The Guindy Times

The campus magazine of CEG, AC Tech and SAP

Pakistan In England A Brief Summary

Prasanna Balakrishnan

April 07, 2017

Pakistan travelled to the British Isles for a long tour of England. Pakistan are always an unpredictable side – they win when you don’t expect them to, and capitulate when you expect them to fight. So how did they fare when they played England?

The tour commenced on 14 July 2016 with the first Test at Lord’s. Chris Woakes started to find form and rhythm, bagging 11 wickets in the match but was overshadowed quite comfortably by the leggie, Yasir Shah, who picked up crucial wickets and handed England a shock defeat, which would be a sign of positives to come for Pakistan.

The second Test commenced a week later in Manchester, and England came back hard and annihilated Pakistan by 330 runs, with Joe Root making merry with centuries, Woakes continuing his good form, and Anderson back amongst the wickets.

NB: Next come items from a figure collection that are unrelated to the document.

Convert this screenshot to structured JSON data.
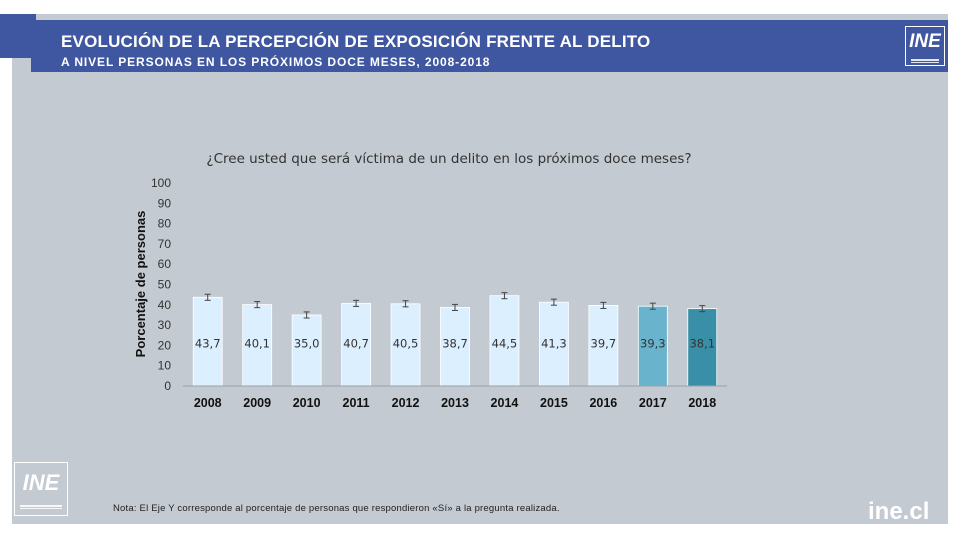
{
  "header": {
    "title": "EVOLUCIÓN DE LA PERCEPCIÓN DE EXPOSICIÓN FRENTE AL DELITO",
    "subtitle": "A NIVEL PERSONAS EN LOS PRÓXIMOS DOCE MESES, 2008-2018"
  },
  "logo": {
    "text": "INE"
  },
  "chart_data": {
    "type": "bar",
    "title": "¿Cree usted que será víctima de un delito en los próximos doce meses?",
    "ylabel": "Porcentaje de personas",
    "xlabel": "",
    "ylim": [
      0,
      100
    ],
    "yticks": [
      0,
      10,
      20,
      30,
      40,
      50,
      60,
      70,
      80,
      90,
      100
    ],
    "categories": [
      "2008",
      "2009",
      "2010",
      "2011",
      "2012",
      "2013",
      "2014",
      "2015",
      "2016",
      "2017",
      "2018"
    ],
    "values": [
      43.7,
      40.1,
      35.0,
      40.7,
      40.5,
      38.7,
      44.5,
      41.3,
      39.7,
      39.3,
      38.1
    ],
    "value_labels": [
      "43,7",
      "40,1",
      "35,0",
      "40,7",
      "40,5",
      "38,7",
      "44,5",
      "41,3",
      "39,7",
      "39,3",
      "38,1"
    ],
    "error_margin": 1.5,
    "bar_colors": [
      "#dcefff",
      "#dcefff",
      "#dcefff",
      "#dcefff",
      "#dcefff",
      "#dcefff",
      "#dcefff",
      "#dcefff",
      "#dcefff",
      "#6ab3cc",
      "#3a8fa8"
    ],
    "grid": false,
    "legend": "none"
  },
  "note": "Nota: El Eje Y corresponde  al porcentaje de personas que respondieron «Sí» a la pregunta realizada.",
  "footer": {
    "url": "ine.cl"
  }
}
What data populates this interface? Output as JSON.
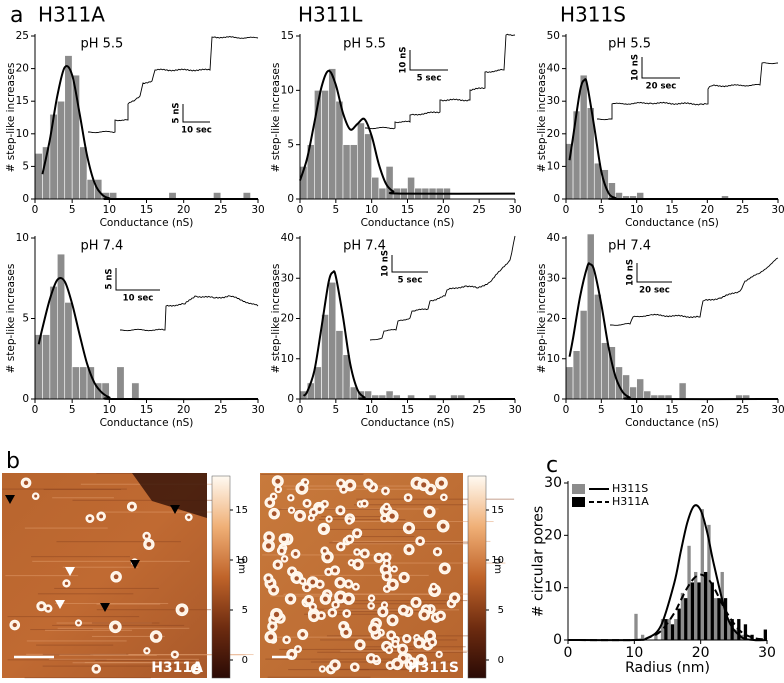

Pakistan got into a strong position in the third Test at Edgbaston, with Sohail Khan grabbing a five-for and Azhar Ali scored a superb 139, only to throw it away to England, capitulating to 201 all out in the second innings, where five English bowlers got 2 wickets each. Pakistan looked in real danger of throwing the series away.

The fourth test at the Oval turned out to be a complete reversal of fortunes, with Younis Khan, the old horse scoring a superb double century, and Sohail Khan and Yasir Shah picking up five-wicket hauls to hand Pakistan an easy ten-wicket win and enable them to top the Test rankings at India’s expense.

Both teams headed into the ODI series with equal chances. The first ODI was held at the Rose Bowl in Southampton, where England beat Pakistan by 44 runs by the Duckworth-Lewis method, with Jason Roy picking up the man of the match award after a quick-fire 65 at the top of the order.

The second ODI at Lord’s was another even contest, with Pakistan just not able to go over the finishing line, despite picking up wickets, to close out the game; England won it, with Joe Root scoring 89 and getting the man of the match award, despite Ahmed Shehzad’s century.

The third ODI at Nottingham saw many records tumble. England got to 444, the highest score in the history of ODIs, owing much to Alex Hales, with Buttler and captain Morgan chipping in with few lusty blows at the end. Wahab Riaz ended up with figures of 10-0-110-0, the second worst by any bowler in the history of the game, the first being Mick Lewis. It was only a formality for England to just wrap up the series, and despite some good half-centuries from Sharjeel Khan and Mohammad Amir, the task was just too uphill and England ran away with the game by 169 runs.

The fourth ODI at Leeds saw England, thanks to Adil Rashid, restrict Pakistan to less than 250, and even though Mohammad Irfan bowled well till he pulled out of the game owing to an injury, England regrouped and took the series 4-0. The story would have been a bit different had the big fast bowler been on the field longer.

The fifth and final ODI at Cardiff was expected to be England’s venue for the whitewash against Pakistan, but Sarfaraz Ahmed and Shoaib Malik turned it around, after England had scored 300, and Sarfaraz was the man of the match with his 90, leaving Pakistan with something to smile about in the ODIs.

The sole T20 in Manchester was completely one-sided in favour of Pakistan, with Wahab Riaz, just days after he was given a spanking, delivering with figures of 3-18 to restrict England to 135, and the Pakistani batsmen wasted no time in chasing down the target, scoring the runs with ease, with Sharjeel Khan and Khalled Latif scoring 59 apiece and giving Pakistan a resounding win over England.

After a few weeks of tough cricket, it has to be said that Pakistan exceeded expectations, particularly in the Tests, and a perch atop the Test rankings – their first time ever – would rank as extremely satisfactory returns from a gruelling tour in Old Blighty.